Mauritian politician (1918–1970)

Lall Jugnauth (15 November 1920 – 1 August 1970) was actively involved in pre-colonial and post-colonial Mauritian politics.

==Early life==
Lall Jugnauth was the cousin of Aneerood Jugnauth who subsequently became Prime Minister and President of Mauritius.

==Education and career==
Lall Jugnauth travelled abroad to study law. When he returned to Mauritius he joined the Civil Service and became a Magistrate before resigning to become actively involved in politics.

==Political career==
At the 21 October 1963 Legislative Council elections Lall Jugnauth was a candidate of Independent Forward Bloc (IFB) in Constituency No.18 Montagne Blanche (at the time when there were 40 Constituencies on the island) where he was defeated by rival Satcam Boolell of the Labour Party (Mauritius). At the 7 August 1967 Legislative Council elections Lall Jugnauth was elected as one of the three members for Constituency No.5 Pamplemousses-Triolet under the IFB banner and his running mates were Seewoosagur Ramgoolam and Ramsoondur Modun who were all part of the Independence Party (Mauritius).
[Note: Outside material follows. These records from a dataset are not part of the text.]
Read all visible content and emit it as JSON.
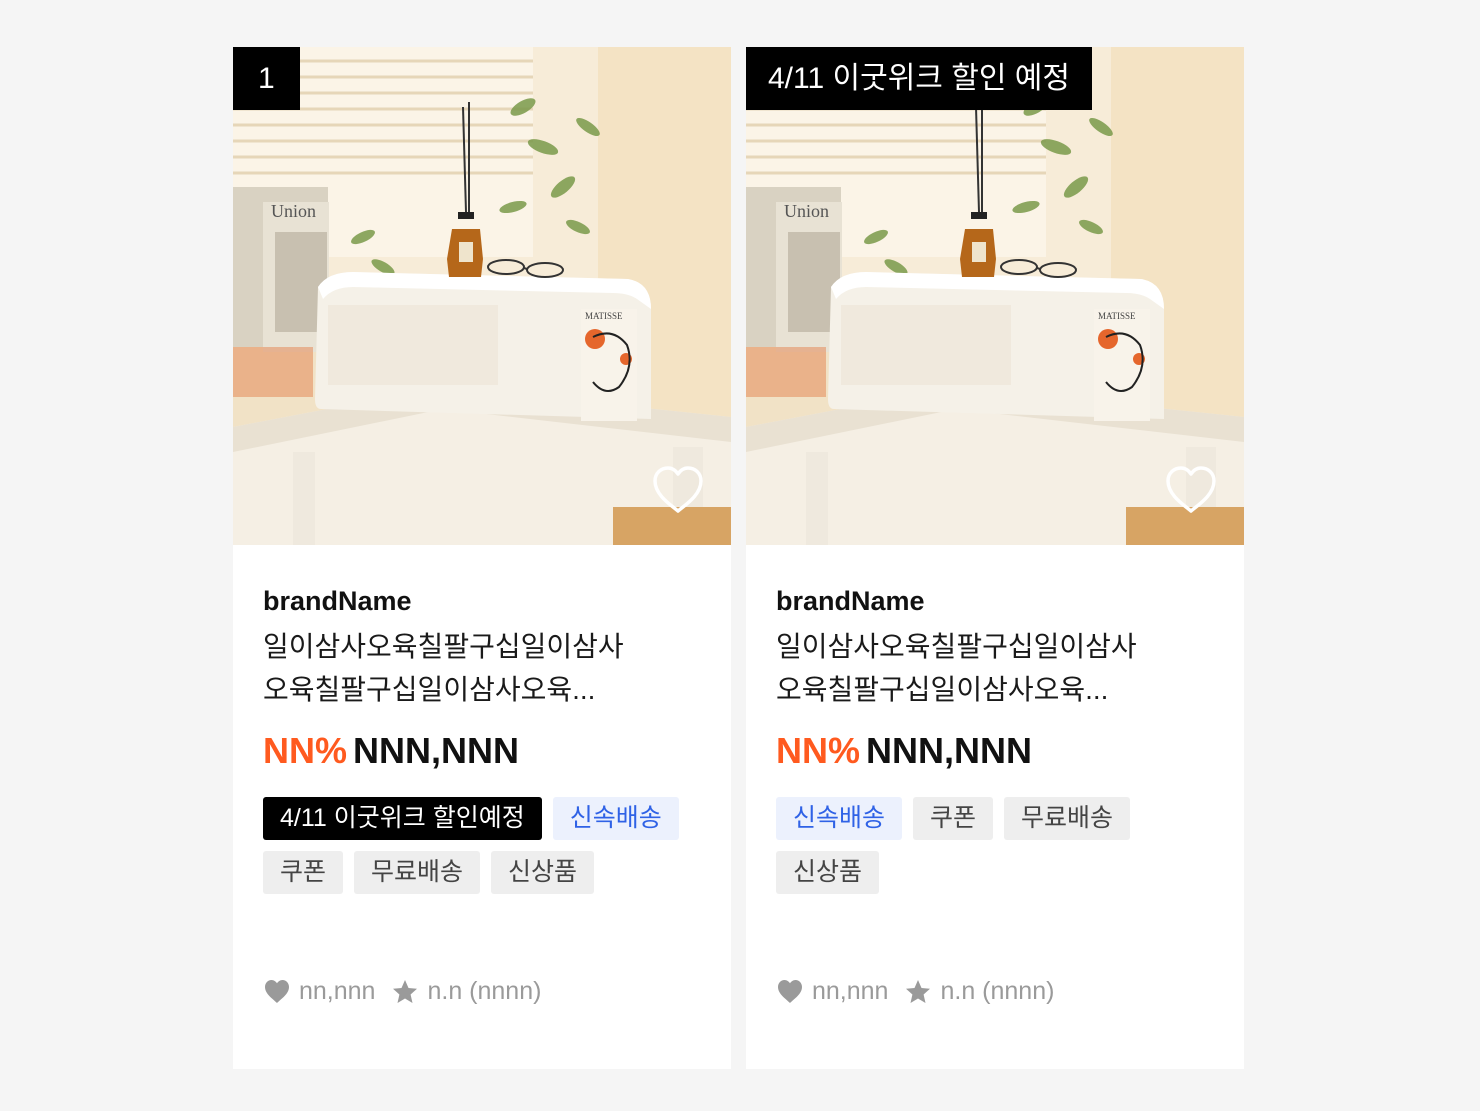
{
  "products": [
    {
      "corner_badge": "1",
      "brand": "brandName",
      "title": "일이삼사오육칠팔구십일이삼사오육칠팔구십일이삼사오육...",
      "discount": "NN%",
      "price": "NNN,NNN",
      "tags": [
        {
          "label": "4/11 이굿위크 할인예정",
          "style": "dark"
        },
        {
          "label": "신속배송",
          "style": "blue"
        },
        {
          "label": "쿠폰",
          "style": "gray"
        },
        {
          "label": "무료배송",
          "style": "gray"
        },
        {
          "label": "신상품",
          "style": "gray"
        }
      ],
      "likes": "nn,nnn",
      "rating": "n.n (nnnn)",
      "photo_text": {
        "book": "Union",
        "poster": "MATISSE"
      }
    },
    {
      "corner_badge": "4/11 이굿위크 할인 예정",
      "brand": "brandName",
      "title": "일이삼사오육칠팔구십일이삼사오육칠팔구십일이삼사오육...",
      "discount": "NN%",
      "price": "NNN,NNN",
      "tags": [
        {
          "label": "신속배송",
          "style": "blue"
        },
        {
          "label": "쿠폰",
          "style": "gray"
        },
        {
          "label": "무료배송",
          "style": "gray"
        },
        {
          "label": "신상품",
          "style": "gray"
        }
      ],
      "likes": "nn,nnn",
      "rating": "n.n (nnnn)",
      "photo_text": {
        "book": "Union",
        "poster": "MATISSE"
      }
    }
  ],
  "icons": {
    "wish": "heart-outline-icon",
    "likes": "heart-filled-icon",
    "rating": "star-icon"
  },
  "colors": {
    "discount": "#ff5a1f",
    "fast_delivery": "#2f62e6",
    "fast_delivery_bg": "#ecf1fd",
    "badge_bg": "#000000",
    "meta": "#9a9a9a"
  }
}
Lall Jugnauth became Attorney General from 1967 to 1969 when his party IFB (under Sookdeo Bissoondoyal's leadership) broke away from the ruling coalition. On 1 August 1970 Lall Jugnauth died, thus triggering by-elections in Constituency No.5. At these by-elections (held on 21 September 1970) Dev Virahsawmy won the seat previously held by Lall Jugnauth and also became the first ever member of parliament of the newly formed Mouvement Militant Mauricien (MMM).